His manager Ahmed stops him from signing the contract which stipulates that he would get 20% of revenues, has to produce three albums in two years, and the agency reserves rights to allocate funds as it pleases.

Of course, Dreamz isn't pleased with his maanger.

Industreet trailer by Funke Akindele Bello and JJC Skillz play Industreet (Scene One Productions (Youtube))

9. Sharing music files with a producer or 'helper' without an agreement in place

We have heard stories where a particular singer claims his lyrics were stolen by a producer or by an influential artiste after he played his version for them to 'help' his career.
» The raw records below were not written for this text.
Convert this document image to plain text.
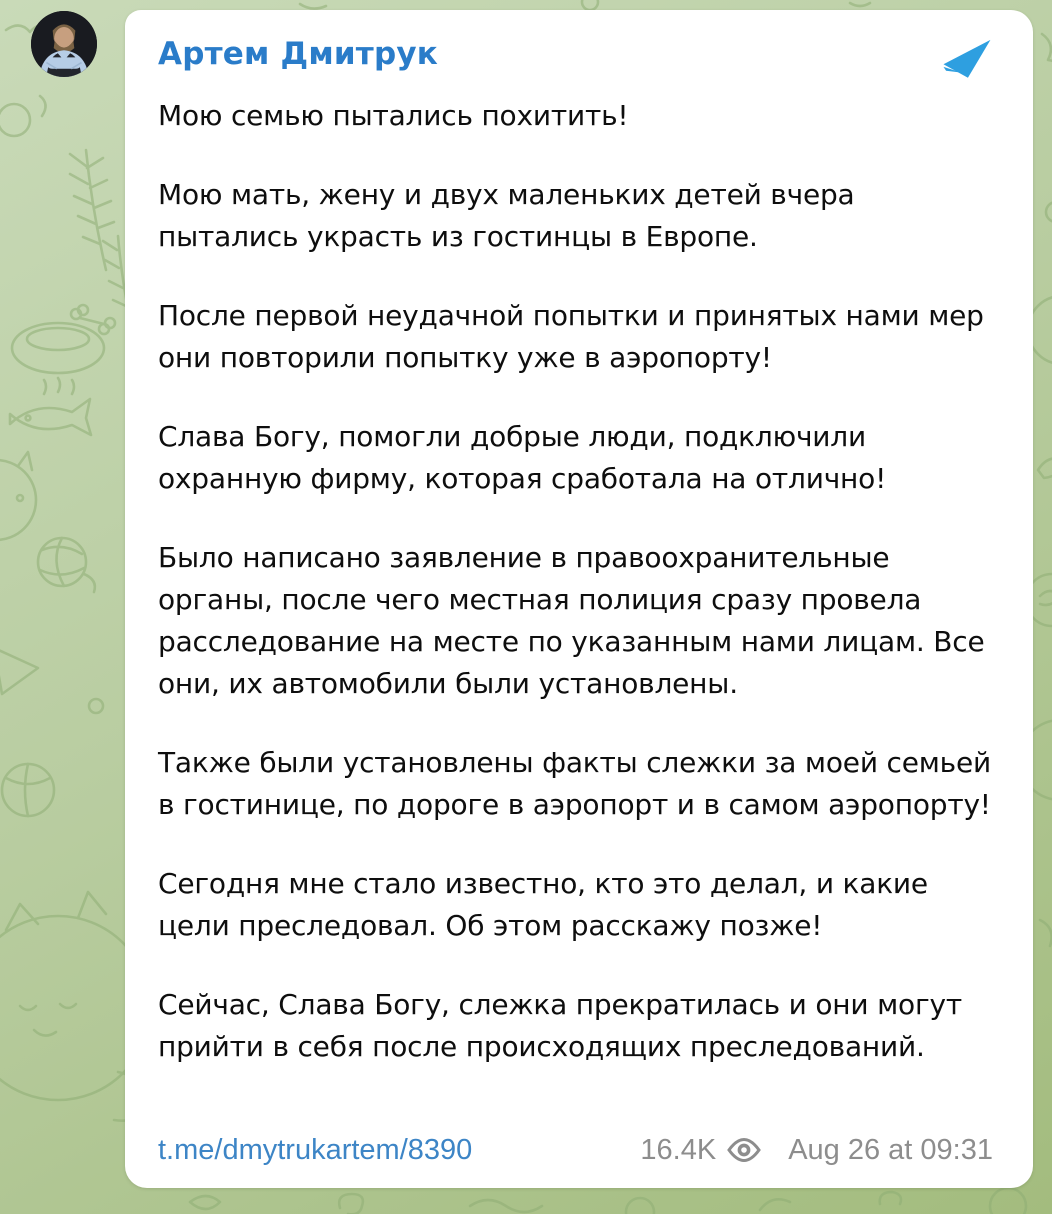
Артем Дмитрук

Мою семью пытались похитить!

Мою мать, жену и двух маленьких детей вчера пытались украсть из гостинцы в Европе.

После первой неудачной попытки и принятых нами мер они повторили попытку уже в аэропорту!

Слава Богу, помогли добрые люди, подключили охранную фирму, которая сработала на отлично!

Было написано заявление в правоохранительные органы, после чего местная полиция сразу провела расследование на месте по указанным нами лицам. Все они, их автомобили были установлены.

Также были установлены факты слежки за моей семьей в гостинице, по дороге в аэропорт и в самом аэропорту!

Сегодня мне стало известно, кто это делал, и какие цели преследовал. Об этом расскажу позже!

Сейчас, Слава Богу, слежка прекратилась и они могут прийти в себя после происходящих преследований.

t.me/dmytrukartem/8390	16.4K Aug 26 at 09:31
In "Industreet," Dreamz' hype man, who desperately wants to 'blow,' gives a copy of his unreleased and unsolicited music to MO Eazy, an artiste signed to AKG.

MO Eazy happens to be the one who writes all of AKG's music, but, unfortunately, he gets no credit for his hard work.

AKG doesn't promote talents under him. He would always say,  "it's turn by turn,' while he earns his fame off their talent.

play Industreet


10.  Good music

Just like the Nigerian music industry is blessed with quite a number of original work of art, "Industreet" comes with potent and infectious tracks.

If you're passionate about the Nigerian music industry, you would have fun watching "Industreet." You may even identify some real life artistes in some of the characters.

"Industreet" premieres on May 26, 2017.